Dr. Hirano and his colleagues have been studying TK2 deficiency in a mouse model in which the mouse recapitulates the infantile-onset disease. The researchers were able to reproduce the mitochondrial DNA depletion and mitochondrial dysfunction. “Onset of growth retardation was demonstrated at 10 days and weakness was evident in the second week of life,” says Dr. Hirano. “These mice generally died in the third week of life. So it's a very severe disease in the mice as it is in the infantile-onset form of the human disease. We have been developing a deoxynucleoside therapy, whereby we give the substrate for the TK2 enzyme and it bypasses the biochemical block in TK2, presumably through another enzyme called TK1. In the mouse model, this approach delayed the onset of symptoms and extended the life of the mice two- to three-fold in a dose-dependent fashion. We have also started to administer this therapy to patients, initially under compassionate-use or expanded-access protocols, both in the United States and in Spain. The therapy is now being tested in a phase II trial and is expected to proceed to the Food and Drug Administration with a New Drug Application next year.”
“This treatment program has moved very quickly though the pipeline from the few initial patients we began using the therapy with about 10 years ago to now, where there's an ongoing phase II trial with planning for the phase III trial underway,” says Dr. Hirano. “It’s very exciting. The treatment has made a tremendous difference, especially in the young patients who started it early in their disease course. We’ve had selected success, where some young children who had lost the ability to sit and stand have now regained the ability to walk and to run. A few of the patients have also come off of ventilators.”
An Exclusive Gene Transmission by Mothers
Mitochondria have their own DNA, and that genetic material is transmitted exclusively from mothers to their children. There are many individuals who suffer from a variety of mitochondrial diseases because of mutations in that mitochondrial DNA. Dr. Hirano, in collaboration with Dieter Egli, PhD, Assistant Professor of Developmental Cell Biology (in Pediatrics) at Columbia and a world-renowned stem cell biologist, are exploring a very novel mitochondrial replacement technique to prevent the transmission of those mitochondrial DNA mutations.
Through the Columbia University Fertility Center, Dr. Egli has been collecting eggs from women who have mitochondrial DNA mutations. “He can extract the nucleus from that egg and transfer that nucleus into the cytoplasm of a healthy oocyte without a mitochondrial DNA mutation…in other words, it's combining the nuclear DNA of the mother with the mitochondrial DNA from a donor egg,” explains Dr. Hirano. “We are replacing the organelle, including the DNA, but we're not manipulating the DNA in any way. This technology would allow the biological mother and father to have children with their nuclear material, but healthy mitochondrial DNA from a donor.”

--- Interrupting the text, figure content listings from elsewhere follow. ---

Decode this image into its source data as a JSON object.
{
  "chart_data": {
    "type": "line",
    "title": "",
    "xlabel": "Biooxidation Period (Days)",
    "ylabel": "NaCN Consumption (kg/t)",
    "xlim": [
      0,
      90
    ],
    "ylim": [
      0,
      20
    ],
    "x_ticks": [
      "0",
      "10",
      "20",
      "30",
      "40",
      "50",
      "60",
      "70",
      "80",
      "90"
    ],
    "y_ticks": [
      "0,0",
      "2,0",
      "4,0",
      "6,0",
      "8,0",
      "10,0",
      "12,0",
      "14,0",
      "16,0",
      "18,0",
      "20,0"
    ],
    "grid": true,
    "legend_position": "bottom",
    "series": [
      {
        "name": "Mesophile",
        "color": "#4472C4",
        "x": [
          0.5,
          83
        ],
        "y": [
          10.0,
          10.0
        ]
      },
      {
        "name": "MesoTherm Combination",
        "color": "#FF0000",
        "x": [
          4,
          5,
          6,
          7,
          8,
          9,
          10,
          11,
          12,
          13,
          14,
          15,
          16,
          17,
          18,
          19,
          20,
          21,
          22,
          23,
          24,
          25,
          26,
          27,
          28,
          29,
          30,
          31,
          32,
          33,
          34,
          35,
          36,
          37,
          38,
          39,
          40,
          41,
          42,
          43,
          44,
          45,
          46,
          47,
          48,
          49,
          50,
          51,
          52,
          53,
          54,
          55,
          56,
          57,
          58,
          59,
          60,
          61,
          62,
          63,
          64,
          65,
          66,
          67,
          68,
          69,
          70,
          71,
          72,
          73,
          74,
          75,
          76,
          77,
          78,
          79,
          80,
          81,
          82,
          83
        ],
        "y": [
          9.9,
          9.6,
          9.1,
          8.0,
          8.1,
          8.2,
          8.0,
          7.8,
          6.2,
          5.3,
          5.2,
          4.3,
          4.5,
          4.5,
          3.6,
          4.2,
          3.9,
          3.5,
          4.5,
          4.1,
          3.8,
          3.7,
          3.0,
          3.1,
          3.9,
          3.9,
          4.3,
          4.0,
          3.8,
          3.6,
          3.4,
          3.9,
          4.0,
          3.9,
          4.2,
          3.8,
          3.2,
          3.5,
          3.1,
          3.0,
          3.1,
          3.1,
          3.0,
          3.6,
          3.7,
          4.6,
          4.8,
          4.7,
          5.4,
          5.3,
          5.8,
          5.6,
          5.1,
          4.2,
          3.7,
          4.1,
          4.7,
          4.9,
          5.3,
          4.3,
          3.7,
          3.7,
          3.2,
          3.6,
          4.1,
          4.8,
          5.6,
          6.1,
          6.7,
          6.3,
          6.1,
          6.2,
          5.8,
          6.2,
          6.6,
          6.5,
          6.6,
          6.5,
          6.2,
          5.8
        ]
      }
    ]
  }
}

“We are at a significant juncture in our understanding of mitochondrial diseases and promising therapeutic opportunities,” says Dr. Hirano. “We have come a long way with a group of rare and ultra-rare diseases that were genetically undiagnosable a little over three decades ago. We have identified exact molecular mechanisms and are now developing very specific, targeted, precise therapies.”